Berndt Heinrich ’70 PhD

Berndt Heinrich ’70 PhD (Bartholomew) has published a new book (his fourteenth), “Summer World: A Season of Bounty.” From the New York Times review: “An emeritus professor of biology at the University of Vermont, Bernd Heinrich — the object of my admiration — has been doing all this, and writing about it with brio, for decades. . . . Perhaps his most attractive quality, for this reader at least, is his ability to find something intellectually stimulating whenever he steps out the door. ‘Every summer I spend some time trying to learn something new about animals,’ he writes with disarming simplicity.

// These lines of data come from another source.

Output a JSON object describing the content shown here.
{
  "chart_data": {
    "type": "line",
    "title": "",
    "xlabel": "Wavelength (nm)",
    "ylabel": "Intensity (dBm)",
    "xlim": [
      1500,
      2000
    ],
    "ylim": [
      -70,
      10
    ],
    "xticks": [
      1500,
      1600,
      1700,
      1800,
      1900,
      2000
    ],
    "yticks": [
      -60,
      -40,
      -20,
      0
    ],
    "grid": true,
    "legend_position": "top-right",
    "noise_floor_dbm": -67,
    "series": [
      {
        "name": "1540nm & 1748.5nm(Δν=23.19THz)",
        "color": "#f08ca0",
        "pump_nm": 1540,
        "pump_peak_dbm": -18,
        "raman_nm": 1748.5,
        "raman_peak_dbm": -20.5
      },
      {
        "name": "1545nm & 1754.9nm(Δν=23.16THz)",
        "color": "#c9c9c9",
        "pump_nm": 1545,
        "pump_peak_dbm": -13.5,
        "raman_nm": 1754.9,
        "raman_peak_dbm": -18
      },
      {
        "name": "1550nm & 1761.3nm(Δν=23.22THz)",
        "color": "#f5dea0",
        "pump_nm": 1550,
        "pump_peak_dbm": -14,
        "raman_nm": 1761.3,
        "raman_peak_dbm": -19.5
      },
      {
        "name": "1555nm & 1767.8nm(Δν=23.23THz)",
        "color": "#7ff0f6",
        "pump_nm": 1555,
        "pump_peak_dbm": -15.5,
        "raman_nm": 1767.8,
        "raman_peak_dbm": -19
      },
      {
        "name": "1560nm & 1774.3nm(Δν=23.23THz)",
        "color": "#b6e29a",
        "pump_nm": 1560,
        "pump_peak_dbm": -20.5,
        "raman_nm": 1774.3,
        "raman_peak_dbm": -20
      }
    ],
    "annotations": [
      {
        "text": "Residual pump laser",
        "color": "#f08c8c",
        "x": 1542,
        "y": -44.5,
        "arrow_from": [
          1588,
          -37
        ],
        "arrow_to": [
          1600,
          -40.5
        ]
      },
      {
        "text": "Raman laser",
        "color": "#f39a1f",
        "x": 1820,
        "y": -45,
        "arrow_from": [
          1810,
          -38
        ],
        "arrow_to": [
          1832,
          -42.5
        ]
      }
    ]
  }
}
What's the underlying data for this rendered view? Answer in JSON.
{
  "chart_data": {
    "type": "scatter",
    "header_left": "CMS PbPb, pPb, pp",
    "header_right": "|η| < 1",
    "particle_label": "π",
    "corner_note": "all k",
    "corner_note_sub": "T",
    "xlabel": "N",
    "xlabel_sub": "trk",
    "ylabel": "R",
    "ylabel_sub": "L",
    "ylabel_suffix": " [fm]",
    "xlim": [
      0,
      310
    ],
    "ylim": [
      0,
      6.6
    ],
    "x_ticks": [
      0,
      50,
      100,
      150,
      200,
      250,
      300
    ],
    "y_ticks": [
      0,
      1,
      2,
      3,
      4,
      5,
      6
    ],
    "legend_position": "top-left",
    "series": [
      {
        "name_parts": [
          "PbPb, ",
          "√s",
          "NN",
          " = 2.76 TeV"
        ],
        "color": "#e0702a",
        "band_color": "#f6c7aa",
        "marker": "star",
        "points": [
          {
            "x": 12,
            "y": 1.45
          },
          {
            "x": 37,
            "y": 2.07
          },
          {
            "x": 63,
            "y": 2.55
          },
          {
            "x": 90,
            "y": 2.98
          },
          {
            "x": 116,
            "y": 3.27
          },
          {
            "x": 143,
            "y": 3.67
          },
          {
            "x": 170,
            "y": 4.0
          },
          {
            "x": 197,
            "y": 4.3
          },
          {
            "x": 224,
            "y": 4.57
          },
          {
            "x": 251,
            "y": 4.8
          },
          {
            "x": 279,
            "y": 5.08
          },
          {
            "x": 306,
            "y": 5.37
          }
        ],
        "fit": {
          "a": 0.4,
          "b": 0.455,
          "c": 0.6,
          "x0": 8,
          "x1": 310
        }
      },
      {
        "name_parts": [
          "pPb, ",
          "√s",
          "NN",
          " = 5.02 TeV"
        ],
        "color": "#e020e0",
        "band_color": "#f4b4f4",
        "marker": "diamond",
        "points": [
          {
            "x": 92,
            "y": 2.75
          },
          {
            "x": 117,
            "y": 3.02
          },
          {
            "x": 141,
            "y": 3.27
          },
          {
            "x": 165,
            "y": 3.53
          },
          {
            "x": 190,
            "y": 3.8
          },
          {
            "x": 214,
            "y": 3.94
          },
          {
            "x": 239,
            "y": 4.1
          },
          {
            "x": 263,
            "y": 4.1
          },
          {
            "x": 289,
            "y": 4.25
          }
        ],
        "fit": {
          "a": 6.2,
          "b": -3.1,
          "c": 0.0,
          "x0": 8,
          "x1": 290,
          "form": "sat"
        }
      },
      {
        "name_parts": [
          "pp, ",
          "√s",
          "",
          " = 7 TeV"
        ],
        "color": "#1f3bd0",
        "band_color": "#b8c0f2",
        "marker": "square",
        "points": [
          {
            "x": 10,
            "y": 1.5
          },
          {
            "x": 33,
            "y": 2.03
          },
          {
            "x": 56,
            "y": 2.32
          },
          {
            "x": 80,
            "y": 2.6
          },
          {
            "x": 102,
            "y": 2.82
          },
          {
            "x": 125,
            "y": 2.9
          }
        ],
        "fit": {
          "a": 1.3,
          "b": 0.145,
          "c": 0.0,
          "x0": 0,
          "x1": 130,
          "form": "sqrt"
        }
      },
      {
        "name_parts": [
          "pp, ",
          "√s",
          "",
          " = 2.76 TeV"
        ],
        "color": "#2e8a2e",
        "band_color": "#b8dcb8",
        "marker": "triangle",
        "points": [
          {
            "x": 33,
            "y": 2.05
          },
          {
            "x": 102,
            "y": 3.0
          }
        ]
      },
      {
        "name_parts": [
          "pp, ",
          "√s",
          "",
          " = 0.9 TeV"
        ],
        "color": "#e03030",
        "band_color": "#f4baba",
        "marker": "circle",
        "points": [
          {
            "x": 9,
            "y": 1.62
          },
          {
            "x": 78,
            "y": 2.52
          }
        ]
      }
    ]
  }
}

But ‘some time’ is hundreds of rigorous hours, and ‘something new’ means new to science.” Previous books by Dr. Heinrich include “Mind of the Raven: Investigations and Adventures with Wolf-Birds,” and “Why We Run: A Natural History.”

Maddalena Bearzi PhD ’03

A book by Maddalena Bearzi PhD ’03, coauthored with Craig B. Stanford, has recently been published by Harvard University Press, Beautiful Minds: The Parallel Lives of Great Apes and Dolphins. The publishers comment that the book “explains how and why apes and dolphins are so distantly related yet so cognitively alike and what this teaches us about another large-brained mammal: Homo sapiens.”